The Patriot Post® · At CPAC, DeSantis and Trump Loom Large
The Conservative Political Action Conference, the world’s largest and most influential gathering of conservatives, kicks off today in Orlando. “American Uncanceled” is the working title of this year’s event, and its prevailing themes will, appropriately, include the Constitution and the Bill of Rights.
“If you want to be the president of the United States,” said Matt Schlapp, chairman of the American Conservative Union, which hosts the event, “if you want to secure the Republican nomination, you come to CPAC. Essentially, the 2024 race starts at CPAC.”
To watch CPAC streamed live, click here.
Today’s speakers’ agenda is a who’s who of high-profile conservatives and rising stars within the Republican Party. This includes the governor of the event’s host state of Florida — a governor whose stock has been soaring of late, in large part because of his handling of the pandemic and his efforts on election integrity and Big Tech censorship.
Thus, prior to DeSantis taking the stage to open CPAC this morning, Daniel Payne at Just the News wrote that “it will be as a fast-rising force in the conservative movement and an increasingly plausible and popular contender for his party’s presidential nomination in 2024.”
DeSantis won a razor-thin victory in his 2018 gubernatorial race, but only the deadest of Dead-End Democrats are today wishing their guy, Andrew Gillum, had won. As Payne continues, “The deadly COVID-19 pandemic revealed DeSantis as a capable and independent-minded executive whose state is doing better than most by key pandemic metrics, even as the governor flouted much of the received wisdom on COVID mitigation while defying critics who claimed his state would become a death trap. At the same time, DeSantis has also signaled his willingness to take on Big Tech … with targeted legislation.”
If you think leftists and their mainstream media bootlickers are afraid of DeSantis, you’re right. They’re doing everything they can to smear him. And they’re failing. He’s the young and popular governor of the ultimate swing state, and he’s shown a Trump-like willingness to punch back at the media — albeit in more measured tones. Perhaps most important of all, though, is that DeSantis has done his part to keep the Republican Party together rather than contribute to its fracture along pro-Trump and anti-Trump lines. Unlike certain others in his party, he simply refused to take the Left’s bait and denounce his party’s standard-bearer in the wake of the January 6 riots.

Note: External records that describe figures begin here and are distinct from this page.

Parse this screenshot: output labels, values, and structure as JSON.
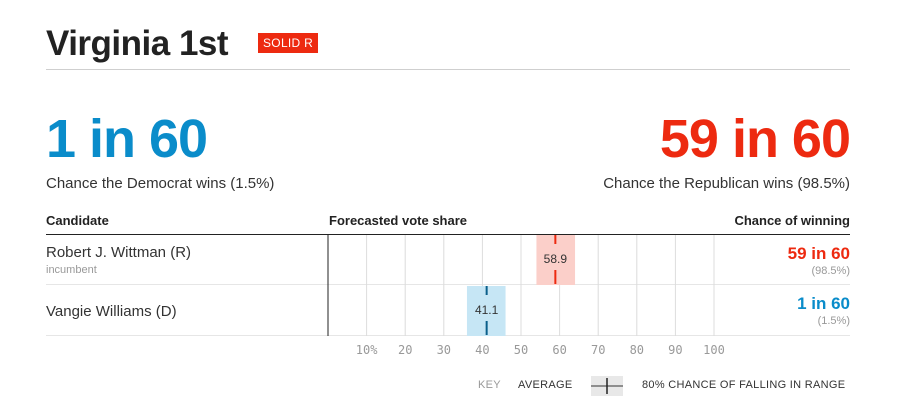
{
  "header": {
    "title": "Virginia 1st",
    "rating": "SOLID R"
  },
  "summary": {
    "dem_odds": "1 in 60",
    "dem_caption": "Chance the Democrat wins (1.5%)",
    "rep_odds": "59 in 60",
    "rep_caption": "Chance the Republican wins (98.5%)"
  },
  "table": {
    "col_candidate": "Candidate",
    "col_vote_share": "Forecasted vote share",
    "col_chance": "Chance of winning",
    "rows": [
      {
        "name": "Robert J. Wittman (R)",
        "note": "incumbent",
        "chance": "59 in 60",
        "chance_pct": "(98.5%)"
      },
      {
        "name": "Vangie Williams (D)",
        "note": "",
        "chance": "1 in 60",
        "chance_pct": "(1.5%)"
      }
    ]
  },
  "colors": {
    "republican": "#ed2a10",
    "democrat": "#0a8cca",
    "rep_range": "#fbcfc9",
    "dem_range": "#c6e6f5"
  },
  "chart_data": {
    "type": "bar",
    "xlim": [
      0,
      100
    ],
    "x_tick_labels": [
      "10%",
      "20",
      "30",
      "40",
      "50",
      "60",
      "70",
      "80",
      "90",
      "100"
    ],
    "x_tick_values": [
      10,
      20,
      30,
      40,
      50,
      60,
      70,
      80,
      90,
      100
    ],
    "series": [
      {
        "candidate": "Robert J. Wittman (R)",
        "average": 58.9,
        "average_label": "58.9",
        "range": [
          54,
          64
        ],
        "party": "republican"
      },
      {
        "candidate": "Vangie Williams (D)",
        "average": 41.1,
        "average_label": "41.1",
        "range": [
          36,
          46
        ],
        "party": "democrat"
      }
    ]
  },
  "key": {
    "label": "KEY",
    "average": "AVERAGE",
    "range": "80% CHANCE OF FALLING IN RANGE"
  }
}
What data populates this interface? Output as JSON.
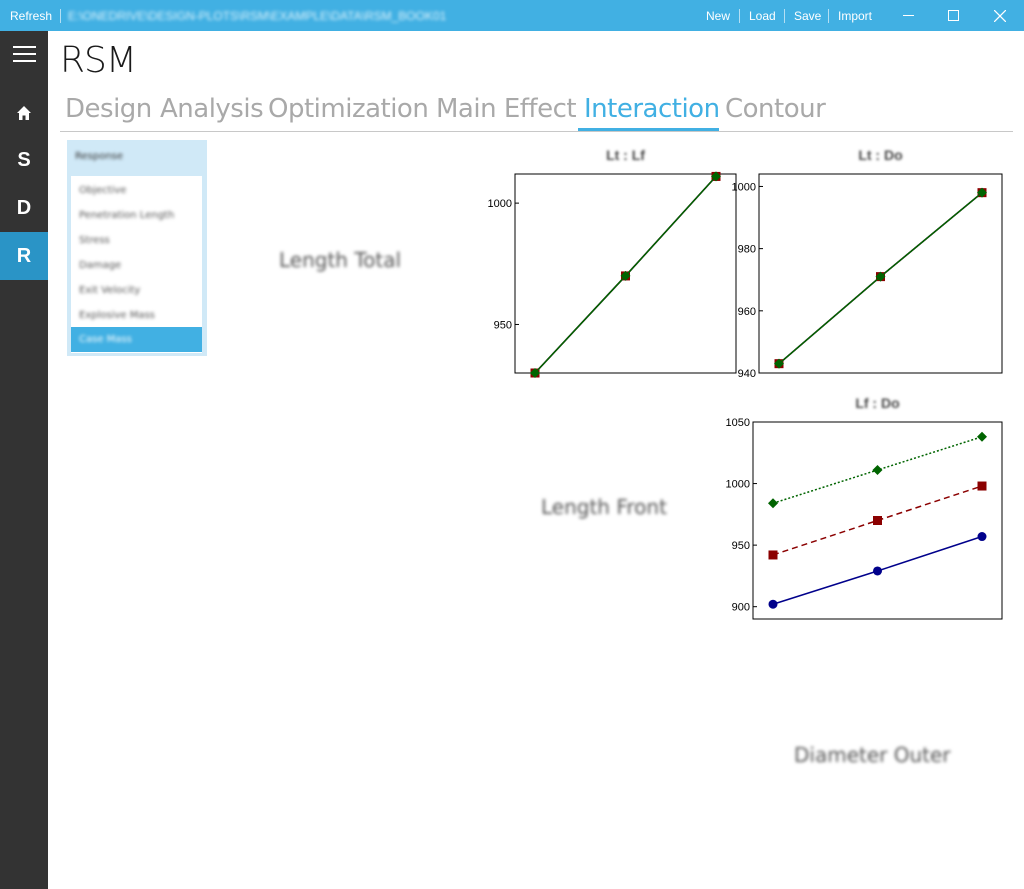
{
  "titlebar": {
    "refresh": "Refresh",
    "path": "E:\\ONEDRIVE\\DESIGN-PLOTS\\RSM\\EXAMPLE\\DATA\\RSM_BOOK01",
    "menu": [
      "New",
      "Load",
      "Save",
      "Import"
    ],
    "accent": "#41b0e3"
  },
  "window_controls": [
    "minimize-icon",
    "maximize-icon",
    "close-icon"
  ],
  "sidebar": {
    "items": [
      {
        "label": "",
        "icon": "home-icon"
      },
      {
        "label": "S"
      },
      {
        "label": "D"
      },
      {
        "label": "R",
        "active": true
      }
    ]
  },
  "app": {
    "title": "RSM"
  },
  "tabs": [
    {
      "label": "Design"
    },
    {
      "label": "Analysis"
    },
    {
      "label": "Optimization"
    },
    {
      "label": "Main Effect"
    },
    {
      "label": "Interaction",
      "active": true
    },
    {
      "label": "Contour"
    }
  ],
  "responses": {
    "title": "Response",
    "items": [
      {
        "label": "Objective"
      },
      {
        "label": "Penetration Length"
      },
      {
        "label": "Stress"
      },
      {
        "label": "Damage"
      },
      {
        "label": "Exit Velocity"
      },
      {
        "label": "Explosive Mass"
      },
      {
        "label": "Case Mass",
        "selected": true
      }
    ]
  },
  "matrix_labels": {
    "row1": "Length Total",
    "row2": "Length Front",
    "row3": "Diameter Outer"
  },
  "chart_data": [
    {
      "type": "line",
      "title": "Lt : Lf",
      "x": [
        1,
        2,
        3
      ],
      "ylim": [
        930,
        1012
      ],
      "yticks": [
        950,
        1000
      ],
      "series": [
        {
          "values": [
            930,
            970,
            1011
          ],
          "color": "#0000cc",
          "marker": "circle"
        },
        {
          "values": [
            930,
            970,
            1011
          ],
          "color": "#8b0000",
          "marker": "square"
        },
        {
          "values": [
            930,
            970,
            1011
          ],
          "color": "#006400",
          "marker": "diamond"
        }
      ]
    },
    {
      "type": "line",
      "title": "Lt : Do",
      "x": [
        1,
        2,
        3
      ],
      "ylim": [
        940,
        1004
      ],
      "yticks": [
        940,
        960,
        980,
        1000
      ],
      "series": [
        {
          "values": [
            943,
            971,
            998
          ],
          "color": "#0000cc",
          "marker": "circle"
        },
        {
          "values": [
            943,
            971,
            998
          ],
          "color": "#8b0000",
          "marker": "square"
        },
        {
          "values": [
            943,
            971,
            998
          ],
          "color": "#006400",
          "marker": "diamond"
        }
      ]
    },
    {
      "type": "line",
      "title": "Lf : Do",
      "x": [
        1,
        2,
        3
      ],
      "ylim": [
        890,
        1050
      ],
      "yticks": [
        900,
        950,
        1000,
        1050
      ],
      "series": [
        {
          "values": [
            902,
            929,
            957
          ],
          "color": "#00008b",
          "marker": "circle",
          "dash": "solid"
        },
        {
          "values": [
            942,
            970,
            998
          ],
          "color": "#8b0000",
          "marker": "square",
          "dash": "dashed"
        },
        {
          "values": [
            984,
            1011,
            1038
          ],
          "color": "#006400",
          "marker": "diamond",
          "dash": "dotted"
        }
      ]
    }
  ]
}
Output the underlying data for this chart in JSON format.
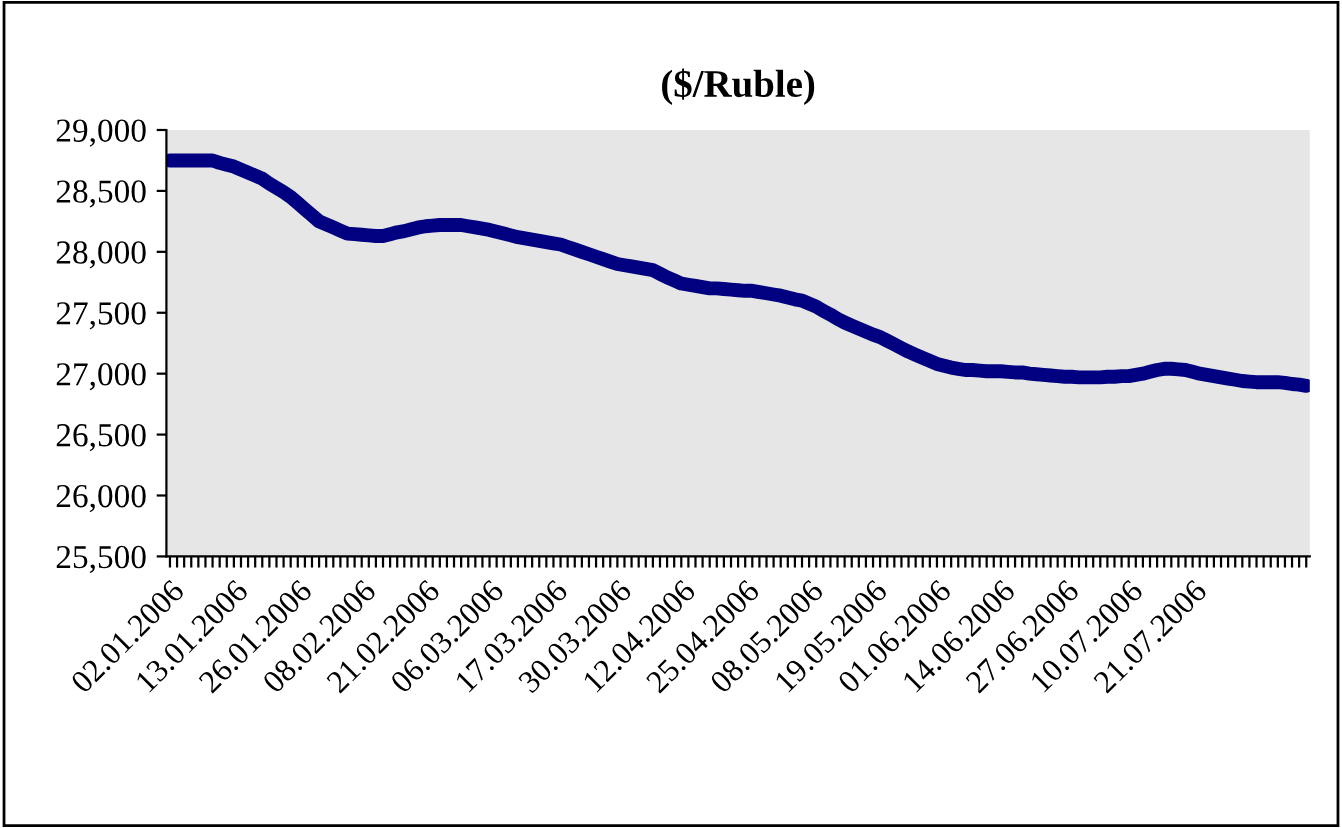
{
  "chart_data": {
    "type": "line",
    "title": "($/Ruble)",
    "categories": [
      "02.01.2006",
      null,
      null,
      null,
      null,
      null,
      null,
      null,
      null,
      "13.01.2006",
      null,
      null,
      null,
      null,
      null,
      null,
      null,
      null,
      "26.01.2006",
      null,
      null,
      null,
      null,
      null,
      null,
      null,
      null,
      "08.02.2006",
      null,
      null,
      null,
      null,
      null,
      null,
      null,
      null,
      "21.02.2006",
      null,
      null,
      null,
      null,
      null,
      null,
      null,
      null,
      "06.03.2006",
      null,
      null,
      null,
      null,
      null,
      null,
      null,
      null,
      "17.03.2006",
      null,
      null,
      null,
      null,
      null,
      null,
      null,
      null,
      "30.03.2006",
      null,
      null,
      null,
      null,
      null,
      null,
      null,
      null,
      "12.04.2006",
      null,
      null,
      null,
      null,
      null,
      null,
      null,
      null,
      "25.04.2006",
      null,
      null,
      null,
      null,
      null,
      null,
      null,
      null,
      "08.05.2006",
      null,
      null,
      null,
      null,
      null,
      null,
      null,
      null,
      "19.05.2006",
      null,
      null,
      null,
      null,
      null,
      null,
      null,
      null,
      "01.06.2006",
      null,
      null,
      null,
      null,
      null,
      null,
      null,
      null,
      "14.06.2006",
      null,
      null,
      null,
      null,
      null,
      null,
      null,
      null,
      "27.06.2006",
      null,
      null,
      null,
      null,
      null,
      null,
      null,
      null,
      "10.07.2006",
      null,
      null,
      null,
      null,
      null,
      null,
      null,
      null,
      "21.07.2006",
      null,
      null,
      null,
      null,
      null,
      null,
      null,
      null,
      null,
      null,
      null,
      null,
      null,
      null,
      null,
      null
    ],
    "series": [
      {
        "color": "#000080",
        "values": [
          28750,
          28750,
          28750,
          28750,
          28750,
          28750,
          28750,
          28730,
          28715,
          28700,
          28675,
          28650,
          28625,
          28600,
          28560,
          28525,
          28490,
          28450,
          28400,
          28350,
          28300,
          28250,
          28225,
          28200,
          28175,
          28150,
          28145,
          28140,
          28135,
          28130,
          28130,
          28145,
          28160,
          28170,
          28185,
          28200,
          28210,
          28215,
          28220,
          28220,
          28220,
          28220,
          28210,
          28200,
          28190,
          28180,
          28165,
          28150,
          28135,
          28120,
          28110,
          28100,
          28090,
          28080,
          28070,
          28060,
          28040,
          28020,
          28000,
          27980,
          27960,
          27940,
          27920,
          27900,
          27890,
          27880,
          27870,
          27860,
          27850,
          27820,
          27790,
          27765,
          27740,
          27730,
          27720,
          27710,
          27700,
          27700,
          27695,
          27690,
          27685,
          27680,
          27680,
          27670,
          27660,
          27650,
          27640,
          27625,
          27610,
          27600,
          27575,
          27550,
          27515,
          27485,
          27450,
          27420,
          27395,
          27370,
          27345,
          27320,
          27300,
          27270,
          27240,
          27210,
          27180,
          27155,
          27130,
          27105,
          27080,
          27065,
          27050,
          27040,
          27030,
          27030,
          27025,
          27020,
          27020,
          27020,
          27015,
          27010,
          27010,
          27000,
          26995,
          26990,
          26985,
          26980,
          26975,
          26975,
          26970,
          26970,
          26970,
          26970,
          26975,
          26975,
          26980,
          26980,
          26990,
          27000,
          27015,
          27030,
          27040,
          27040,
          27035,
          27030,
          27015,
          27000,
          26990,
          26980,
          26970,
          26960,
          26950,
          26940,
          26935,
          26930,
          26930,
          26930,
          26930,
          26925,
          26915,
          26910,
          26900
        ]
      }
    ],
    "ylim": [
      25500,
      29000
    ],
    "yticks": [
      {
        "value": 25500,
        "label": "25,500"
      },
      {
        "value": 26000,
        "label": "26,000"
      },
      {
        "value": 26500,
        "label": "26,500"
      },
      {
        "value": 27000,
        "label": "27,000"
      },
      {
        "value": 27500,
        "label": "27,500"
      },
      {
        "value": 28000,
        "label": "28,000"
      },
      {
        "value": 28500,
        "label": "28,500"
      },
      {
        "value": 29000,
        "label": "29,000"
      }
    ],
    "grid": false,
    "marker": "none",
    "line_style": "solid"
  }
}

Here, folks like Senators Mitch McConnell and Mitt Romney, and former South Carolina Governor Nikki Haley, might want to take some notes. Perhaps they already have. McConnell and Romney have been notably deferential when asked about Donald Trump lately, and Haley, who herself has been seen as a possible 2024 presidential candidate, has virtually disappeared.
So DeSantis will welcome the crowd today, and he’ll be followed by an array of others intent on appealing to their party’s conservative base, including Senators Ted Cruz, Tom Cotton, and Josh Hawley. But CPAC attendees — every last one of them — know that they’ll have to wait until Sunday for the conference’s marquee attraction: Donald John Trump.
Our nation’s 45th president has kept his powder pretty dry since Joe Biden took office last month, but all that will change this weekend.
As the Washington Examiner’s David Drucker reports, “Trump is still a winner in the hearts of so many Republican voters; they would love to see him mount a third White House bid. The 45th president, declining to rule it out, is to address CPAC Sunday in central Florida, just a short trip from his new home base in Palm Beach, in the most anticipated speech of the annual gathering of Republican insiders and grassroots conservatives.”
Trump is expected to hammer Biden on pretty much everything he’s done so far in office — immigration, China, the works.
And, as Fox News reports, “Trump is expected to fall just short of announcing a 2024 presidential bid. The sources said he will go between ‘warming up to the idea of a 2024 run, and walking right up to the line of announcing another campaign.’”
Trump is expected to take the stage at 3:40 ET Sunday afternoon. On Monday morning, we’ll have a chance to analyze how closely he hewed to this script.